I didn’t want to move all the work back on to the foreground thread: but clearly Excel wouldn’t listen if I talked to it from any other. Enter SynchronizationContext. SynchronizationContext is a handy little class that wraps up the complexities of executing code in another thread’s context. In the olden days of Windows Forms you’d use Control.BeginInvoke or Control.Invoke to do this kind of thing; these days WPF’s Dispatcher provides the same features. SynchronizationContext abstracts either Control or Dispatcher depending on what kind of message loop you’re running, and gives you two methods, Send and Post: Send executes code synchronously, Post asynchronously.
So all I needed to do was add a SynchronizationContext parameter to my two services which do all the talking to Excel (my IoC container kindly absorbed the consequences of this change – no ripple-down effect here).
Most places where I was calling Excel, I was querying some value. Like this, for example:
var result = (string)_application.Run("MyMacro")

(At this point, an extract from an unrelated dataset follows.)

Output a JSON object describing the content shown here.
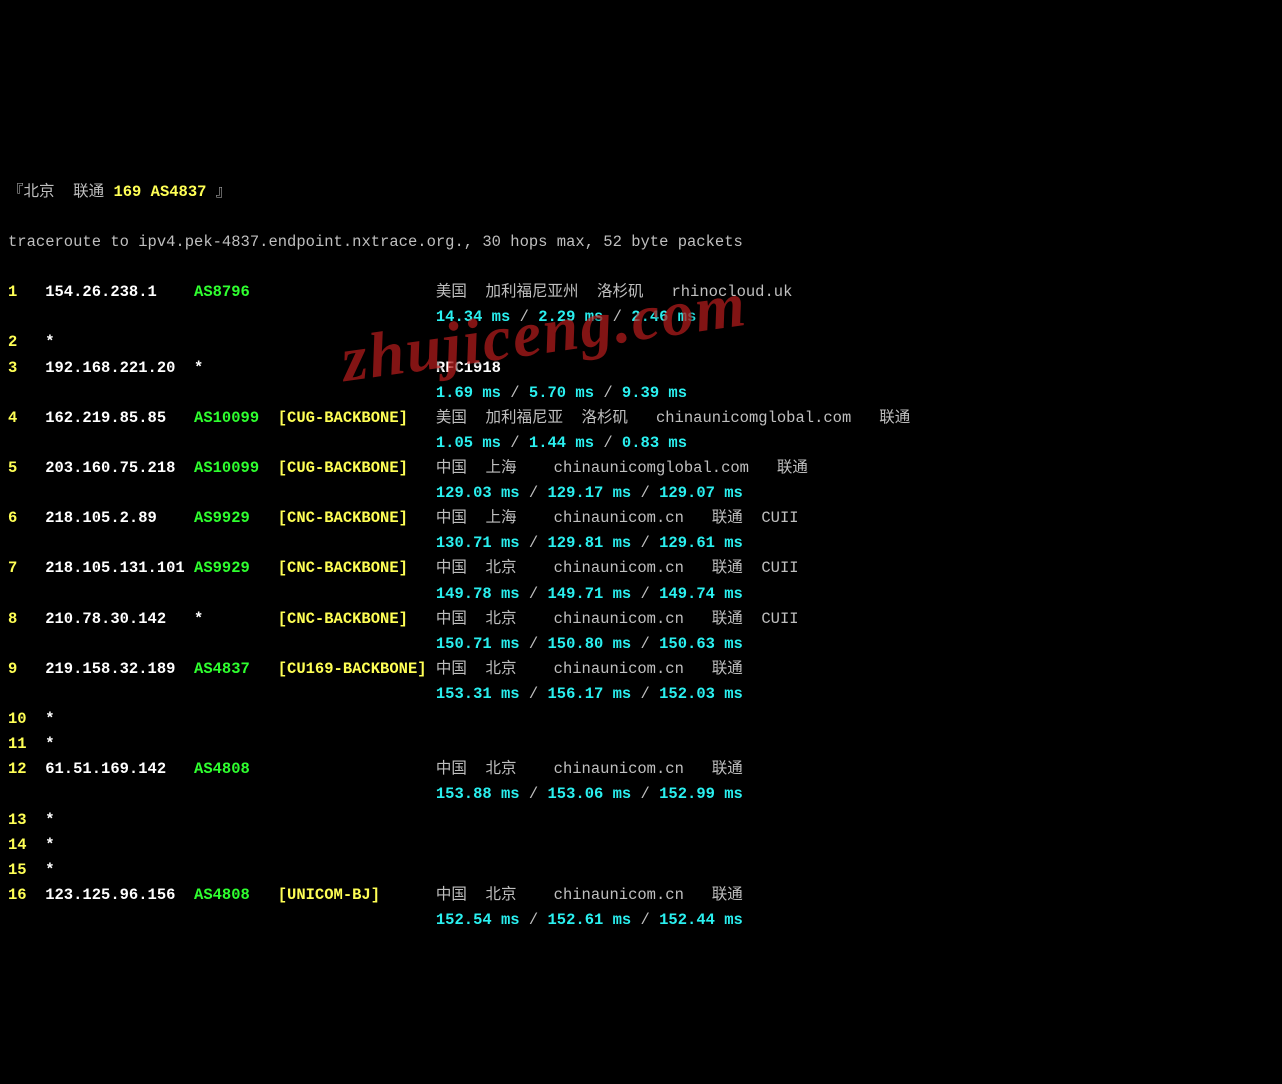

Afterwards my change it looked like this:
var result = Query(() => (string)_application.Run("MyMacro"));
...
private TResult Query<TResult>(Func<TResult> query)
{
return _synchronizationContext.SendQuery(query);
}
SendQuery is an extension method I created for SynchronizationContext that looks like this:
public static SynchronizationContextExtensions
{
public static TResult SendQuery<TResult>(this SynchronizationContext context, Func<TResult> query)
{
var result = default(TResult);
context.Send(parameter => result = query());
return result;
}
}
And that nailed it good and proper.
The Finale
So, Bing, if anybody asks you why their Excel Process doesn’t close after running an Add-in (managed or otherwise), tell them to make sure they are not calling into its object model from a background thread.